Als sich der kanadische Komponist vor etlichen Jahren mit etwa 100 Jugendlichen im Alter zwischen 16 und 18 Jahren in seinem Land nach dem Holocaust erkundigte, stellte er bestürzt fest, dass nur fünf Prozent darüber Bescheid wussten und nur zehn bis 15 Prozent davon gehört hatten. Zalis brachte dieses Erlebnis stark zum Nachdenken. „Ich muss was tun“, sagte er sich. 2004 setzte er sich an die leeren Notenblätter und fing an, sein umfangreiches „I Believe – A Holocaust Oratorio For Today“ zu Papier zu bringen. 2009 wurde das Werk in Winnipeg, Hauptstadt der kanadischen Provinz Manitoba, uraufgeführt. Nach Europa kam es bereits auch schon. Eine Vorstellung im Januar 2017 im polnischen Lodz wurde sogar mit dem zweiten Kulturpreis gekürt. Nun kommt dieses Stück am 9. März um 20 Uhr im Großen Saal der Stadthalle auf die Bühne.
Völlig zu Recht kommt es auch in Deutschland zur Aufführung. Denn auch hier geraten die Gräueltaten während des Nazi-Regimes nach und nach in Vergessenheit. Immer mehr hört man Sprüche wie „Das ist so lange her, damit wollen wir uns nicht mehr beschäftigen“. Doch der Antisemitismus und die Fremdenfeindlichkeit sind nach wie vor nicht aus der Welt.
Musikreferentin Carolin Sturm von der Kulturabteilung der Bayer-Werke kümmert sich um die Organisation des Projekts. In Lodz hatte sie mitgesungen. Danach stand für sie fest: „Ich will es hier machen“. Sie betont, dass es für Zalis eine Herzensangelegenheit gewesen sei. „Ich musste das schreiben“, so der Komponist. Er betont, dass es ihm mit diesem Opus nicht nur um ein Erinnern beziehungsweise wieder ins Bewusstseinbringen der Grausamkeiten von damals geht. Es ist ihm vielmehr ein großes Anliegen, dass mithilfe der Holocaust-Thematik immer wieder über Rassismus nachgedacht wird. Menschen sind keine Objekte. Jeder hat einen Namen, in den man sich hinein versetzen, ihn verstehen soll. Ein Verständnis füreinander aufzubauen ist ihm sehr wichtig. Es geht ihm also um das Zwischenmenschliche im Hier und Jetzt. Man solle aus dem Holocaust lernen, was Hass auch aktuell gegen Flüchtlinge für Auswirkungen haben kann.

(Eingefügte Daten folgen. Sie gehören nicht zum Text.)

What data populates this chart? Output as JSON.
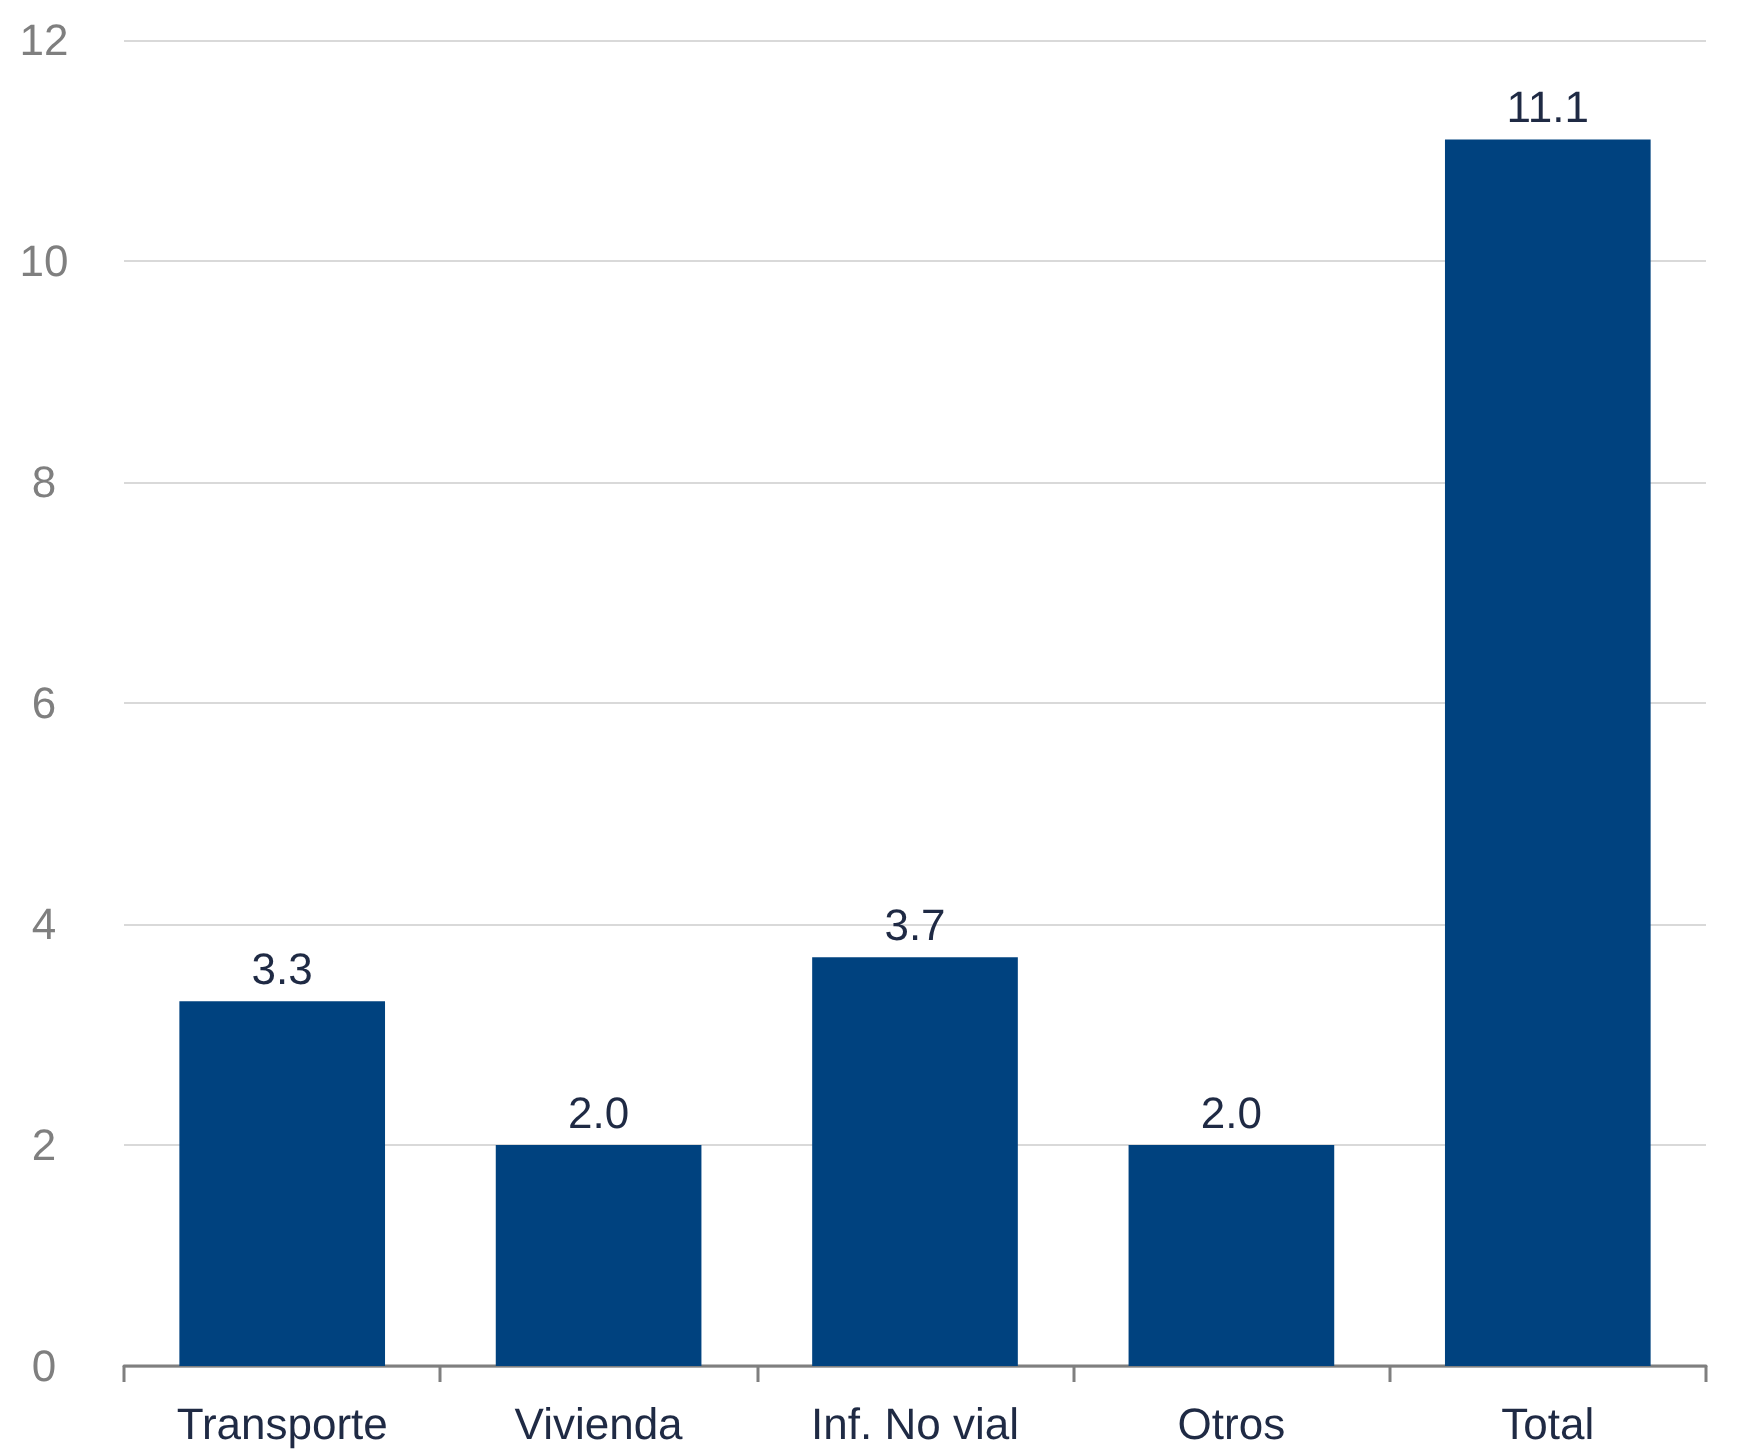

Zwölf Sätze umfasst das ungefähr 75-minütige Oratorium, das Zalis als theatralische Musik bezeichnet. „The way I did it is not Rock and Jazz“ (wie ich es gemacht habe, hat nichts mit Rock und Jazz zu tun). Viele Klangfarben kommen vor. Und die sind so nur mit einem Orchester realisierbar. Für zwei Chöre hat er es unter anderem geschrieben, darunter ein Kinderchor. Zalis dazu: „1,5 Millionen Kinder sind in dieser Zeit umgebracht worden“. Melodien sind ihm wichtig, über die er Emotionen aufbauen will. Mit solchen Mitteln möchte er erreichen, dass jeder etwas für sich was mitnimmt. Diese Erfahrung hat er bereits mehrfach gemacht und führt als Beispiel ein Erlebnis in einer Schule an, als er dort das Werk vorstellte: „Während dieser eineinhalb Stunden war es mucksmäuschenstill. Keiner ging anschließend, alle blieben sitzen“.

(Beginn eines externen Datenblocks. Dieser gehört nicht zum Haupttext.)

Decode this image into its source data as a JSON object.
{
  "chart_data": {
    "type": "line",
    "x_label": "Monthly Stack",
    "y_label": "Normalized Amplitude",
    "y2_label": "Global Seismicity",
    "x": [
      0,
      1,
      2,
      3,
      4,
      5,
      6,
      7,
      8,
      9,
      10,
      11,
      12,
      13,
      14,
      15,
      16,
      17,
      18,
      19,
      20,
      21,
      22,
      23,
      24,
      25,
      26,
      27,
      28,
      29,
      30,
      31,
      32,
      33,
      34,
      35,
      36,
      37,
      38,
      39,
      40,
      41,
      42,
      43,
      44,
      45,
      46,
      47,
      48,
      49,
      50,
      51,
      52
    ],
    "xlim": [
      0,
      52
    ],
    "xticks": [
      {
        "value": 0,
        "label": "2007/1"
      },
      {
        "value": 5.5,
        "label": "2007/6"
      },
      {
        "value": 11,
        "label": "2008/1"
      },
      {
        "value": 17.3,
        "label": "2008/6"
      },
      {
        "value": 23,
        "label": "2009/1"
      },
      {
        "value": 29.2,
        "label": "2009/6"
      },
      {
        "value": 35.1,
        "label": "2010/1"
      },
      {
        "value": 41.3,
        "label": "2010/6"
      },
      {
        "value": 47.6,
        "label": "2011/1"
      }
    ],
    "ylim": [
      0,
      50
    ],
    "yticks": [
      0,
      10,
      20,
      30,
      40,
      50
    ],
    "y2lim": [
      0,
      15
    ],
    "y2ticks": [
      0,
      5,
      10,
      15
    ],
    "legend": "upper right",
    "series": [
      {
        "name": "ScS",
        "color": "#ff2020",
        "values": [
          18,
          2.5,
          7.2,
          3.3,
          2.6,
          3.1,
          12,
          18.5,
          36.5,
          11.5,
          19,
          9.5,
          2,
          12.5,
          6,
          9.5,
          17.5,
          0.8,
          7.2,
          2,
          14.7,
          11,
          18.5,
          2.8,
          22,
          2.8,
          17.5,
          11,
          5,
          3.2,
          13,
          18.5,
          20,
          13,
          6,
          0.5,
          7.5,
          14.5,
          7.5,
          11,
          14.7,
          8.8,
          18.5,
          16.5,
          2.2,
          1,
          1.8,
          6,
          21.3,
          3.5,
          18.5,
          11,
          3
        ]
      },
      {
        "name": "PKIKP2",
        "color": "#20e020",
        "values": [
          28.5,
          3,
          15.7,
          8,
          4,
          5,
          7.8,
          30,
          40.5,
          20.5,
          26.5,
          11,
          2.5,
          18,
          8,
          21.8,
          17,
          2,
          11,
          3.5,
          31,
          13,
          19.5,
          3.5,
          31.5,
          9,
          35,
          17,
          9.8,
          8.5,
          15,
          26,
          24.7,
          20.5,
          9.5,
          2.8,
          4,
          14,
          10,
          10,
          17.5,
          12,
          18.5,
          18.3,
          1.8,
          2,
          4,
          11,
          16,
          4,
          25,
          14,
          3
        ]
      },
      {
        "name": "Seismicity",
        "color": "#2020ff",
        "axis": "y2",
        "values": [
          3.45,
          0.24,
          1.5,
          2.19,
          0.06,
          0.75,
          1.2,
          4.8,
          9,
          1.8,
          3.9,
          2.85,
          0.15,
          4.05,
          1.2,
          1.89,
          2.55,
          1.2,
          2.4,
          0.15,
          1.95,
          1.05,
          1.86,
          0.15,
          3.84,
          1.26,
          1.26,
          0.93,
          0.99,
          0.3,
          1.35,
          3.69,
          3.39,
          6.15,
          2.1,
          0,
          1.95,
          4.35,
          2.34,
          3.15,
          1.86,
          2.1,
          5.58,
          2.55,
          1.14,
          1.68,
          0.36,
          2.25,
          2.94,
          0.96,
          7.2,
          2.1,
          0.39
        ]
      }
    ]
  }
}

An dem Projekt beteiligt sind der Chor der Konzertgesellschaft (Einstudierung: Georg Leisse), der Solitude-Chor Stuttgart (Einstudierung: Klaus Breuninger) und der Leverkusener Kinder- und Jugendchor (Einstudierung: Nicole Jers und Martin te Laak). Die Gesangssolisten Kelsey Cowie (Sopran), Jean-Pierre Ouellet und Marko Zeiler (beide Tenor) sind mit dabei. Sprecher ist Stefan Müller-Ruppert. Es spielen die Bayer-Philharmoniker unter der Leitung von Bernhard Steiner. Gesungen wird auf Englisch. Die deutsche Übersetzung steht im Programmheft. Die Zwischentexte werden auf Deutsch rezitiert.
Das deutsche Klassiklabel „ARS Produktion“ ist darauf aufmerksam geworden. Es wird das Konzert aufnehmen und auf CD veröffentlichen.